A spokesman for British Prime Minister Boris Johnson, who this week emerged from intensive care after contracting the virus, declined to criticize either China or Trump.
"The U.K. has no plans to stop funding the WHO, which has an important role to play in leading the global health response," James Slack said.
Political fault lines emerged in the U.S., with Speaker of the House Nancy Pelosi, a Democrat, saying the "dangerous, illegal" decision to halt funding "will be swiftly challenged." Sen. Lindsay Graham, a Republican ally of Trump, insisted that "we cannot afford China apologists running the WHO."
Aid workers in developing countries worried they might be hit hardest.
"Trump's decision ... is pulling the rug out from under our feet at a pivotal moment. It will impact the humanitarian community as a whole," said Tom Peyre-Costa, regional media adviser for Central and West Africa for the Norwegian Refugee Council. "It defies logic at the height of a global pandemic and will lead to many more deaths."
On Twitter, Bill Gates — whose foundation was the agency's second-largest donor for its latest two-year budget, contributing over $530 million — wrote that stopping funding for the WHO during a world health crisis "is as dangerous as it sounds."

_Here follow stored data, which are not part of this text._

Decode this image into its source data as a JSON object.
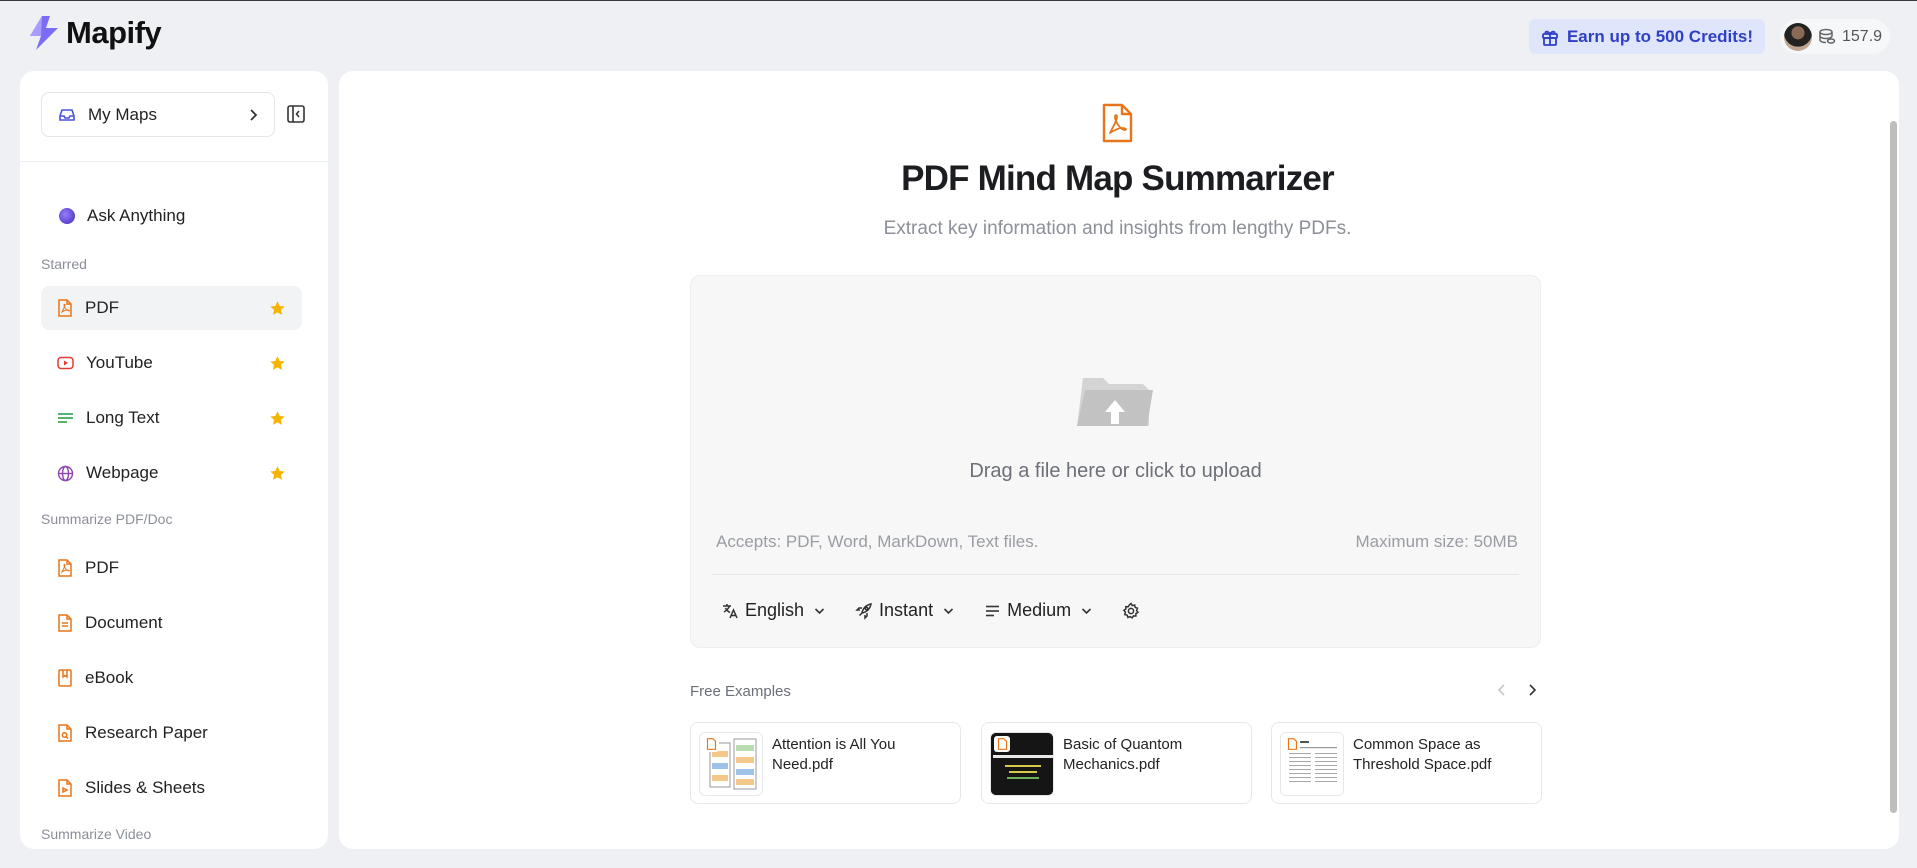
{
  "app": {
    "name": "Mapify"
  },
  "header": {
    "credits_label": "Earn up to 500 Credits!",
    "credit_balance": "157.9"
  },
  "sidebar": {
    "my_maps_label": "My Maps",
    "ask_anything": "Ask Anything",
    "starred_title": "Starred",
    "starred": [
      {
        "label": "PDF",
        "icon": "pdf-icon",
        "color": "#e8751a"
      },
      {
        "label": "YouTube",
        "icon": "youtube-icon",
        "color": "#e53935"
      },
      {
        "label": "Long Text",
        "icon": "long-text-icon",
        "color": "#2e9e4f"
      },
      {
        "label": "Webpage",
        "icon": "globe-icon",
        "color": "#8e44ad"
      }
    ],
    "summarize_doc_title": "Summarize PDF/Doc",
    "summarize_doc": [
      {
        "label": "PDF",
        "icon": "pdf-icon"
      },
      {
        "label": "Document",
        "icon": "document-icon"
      },
      {
        "label": "eBook",
        "icon": "ebook-icon"
      },
      {
        "label": "Research Paper",
        "icon": "research-paper-icon"
      },
      {
        "label": "Slides & Sheets",
        "icon": "slides-icon"
      }
    ],
    "summarize_video_title": "Summarize Video"
  },
  "main": {
    "title": "PDF Mind Map Summarizer",
    "subtitle": "Extract key information and insights from lengthy PDFs.",
    "upload": {
      "drag_text": "Drag a file here or click to upload",
      "accepts": "Accepts: PDF, Word, MarkDown, Text files.",
      "max_size": "Maximum size: 50MB"
    },
    "options": {
      "language": "English",
      "mode": "Instant",
      "length": "Medium"
    },
    "examples_title": "Free Examples",
    "examples": [
      {
        "name": "Attention is All You Need.pdf"
      },
      {
        "name": "Basic of Quantom Mechanics.pdf"
      },
      {
        "name": "Common Space as Threshold Space.pdf"
      }
    ]
  },
  "colors": {
    "accent": "#e8751a",
    "credits_bg": "#dfe6fb",
    "credits_text": "#2f3fc6",
    "star": "#f5b400"
  }
}
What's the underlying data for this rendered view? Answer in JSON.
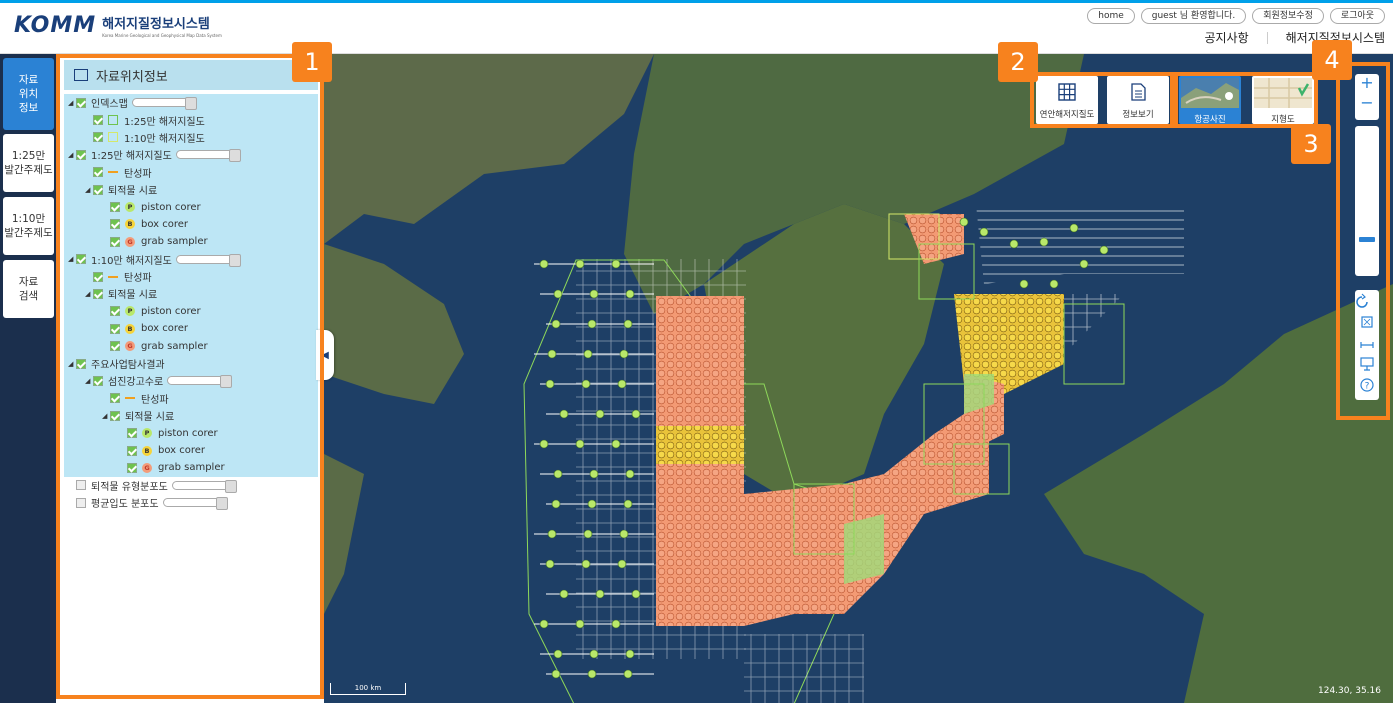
{
  "header": {
    "logo_mark": "KOMM",
    "logo_title": "해저지질정보시스템",
    "logo_subtitle": "Korea Marine Geological and Geophysical Map Data System",
    "util_buttons": [
      "home",
      "guest 님 환영합니다.",
      "회원정보수정",
      "로그아웃"
    ],
    "gnb": [
      "공지사항",
      "해저지질정보시스템"
    ]
  },
  "leftnav": [
    {
      "label": "자료\n위치\n정보",
      "active": true
    },
    {
      "label": "1:25만\n발간주제도",
      "active": false
    },
    {
      "label": "1:10만\n발간주제도",
      "active": false
    },
    {
      "label": "자료\n검색",
      "active": false
    }
  ],
  "panel": {
    "title": "자료위치정보",
    "tree": [
      {
        "level": 0,
        "label": "인덱스맵",
        "checked": true,
        "expand": true,
        "slider": true,
        "hl": true
      },
      {
        "level": 1,
        "label": "1:25만 해저지질도",
        "checked": true,
        "sym": "sq",
        "hl": true
      },
      {
        "level": 1,
        "label": "1:10만 해저지질도",
        "checked": true,
        "sym": "sq2",
        "hl": true
      },
      {
        "level": 0,
        "label": "1:25만 해저지질도",
        "checked": true,
        "expand": true,
        "slider": true,
        "hl": true
      },
      {
        "level": 1,
        "label": "탄성파",
        "checked": true,
        "sym": "line",
        "hl": true
      },
      {
        "level": 1,
        "label": "퇴적물 시료",
        "checked": true,
        "expand": true,
        "hl": true
      },
      {
        "level": 2,
        "label": "piston corer",
        "checked": true,
        "sym": "p",
        "hl": true
      },
      {
        "level": 2,
        "label": "box corer",
        "checked": true,
        "sym": "b",
        "hl": true
      },
      {
        "level": 2,
        "label": "grab sampler",
        "checked": true,
        "sym": "g",
        "hl": true
      },
      {
        "level": 0,
        "label": "1:10만 해저지질도",
        "checked": true,
        "expand": true,
        "slider": true,
        "hl": true
      },
      {
        "level": 1,
        "label": "탄성파",
        "checked": true,
        "sym": "line",
        "hl": true
      },
      {
        "level": 1,
        "label": "퇴적물 시료",
        "checked": true,
        "expand": true,
        "hl": true
      },
      {
        "level": 2,
        "label": "piston corer",
        "checked": true,
        "sym": "p",
        "hl": true
      },
      {
        "level": 2,
        "label": "box corer",
        "checked": true,
        "sym": "b",
        "hl": true
      },
      {
        "level": 2,
        "label": "grab sampler",
        "checked": true,
        "sym": "g",
        "hl": true
      },
      {
        "level": 0,
        "label": "주요사업탐사결과",
        "checked": true,
        "expand": true,
        "hl": true
      },
      {
        "level": 1,
        "label": "섬진강고수로",
        "checked": true,
        "expand": true,
        "slider": true,
        "hl": true
      },
      {
        "level": 2,
        "label": "탄성파",
        "checked": true,
        "sym": "line",
        "hl": true
      },
      {
        "level": 2,
        "label": "퇴적물 시료",
        "checked": true,
        "expand": true,
        "hl": true
      },
      {
        "level": 3,
        "label": "piston corer",
        "checked": true,
        "sym": "p",
        "hl": true
      },
      {
        "level": 3,
        "label": "box corer",
        "checked": true,
        "sym": "b",
        "hl": true
      },
      {
        "level": 3,
        "label": "grab sampler",
        "checked": true,
        "sym": "g",
        "hl": true
      },
      {
        "level": 0,
        "label": "퇴적물 유형분포도",
        "checked": false,
        "slider": true,
        "hl": false
      },
      {
        "level": 0,
        "label": "평균입도 분포도",
        "checked": false,
        "slider": true,
        "hl": false
      }
    ]
  },
  "map_tools": [
    {
      "label": "연안해저지질도",
      "icon": "grid-icon"
    },
    {
      "label": "정보보기",
      "icon": "document-icon"
    },
    {
      "label": "항공사진",
      "icon": "aerial-thumbnail",
      "selected": true
    },
    {
      "label": "지형도",
      "icon": "terrain-thumbnail",
      "selected": false
    }
  ],
  "zoom": {
    "in": "+",
    "out": "−",
    "level_fraction": 0.82
  },
  "scale_label": "100 km",
  "coords": "124.30, 35.16",
  "callouts": [
    "1",
    "2",
    "3",
    "4"
  ],
  "colors": {
    "accent": "#f7821e",
    "nav": "#1b2f4d",
    "active": "#2b82d4",
    "sea": "#1e3f66"
  }
}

Worldwide, the pandemic has infected over 2 million people and killed over 128,000, according to a tally by Johns Hopkins University.
Some global health academics said Trump's attacks might actually strengthen WHO credibility.
"If Trump was making a great success of the pandemic response in the U.S., if there were minimal cases and deaths there, that might be different," said Sophie Harman, a professor of international politics at Queen Mary University of London. "But things are getting worse and that reinforces the need for WHO."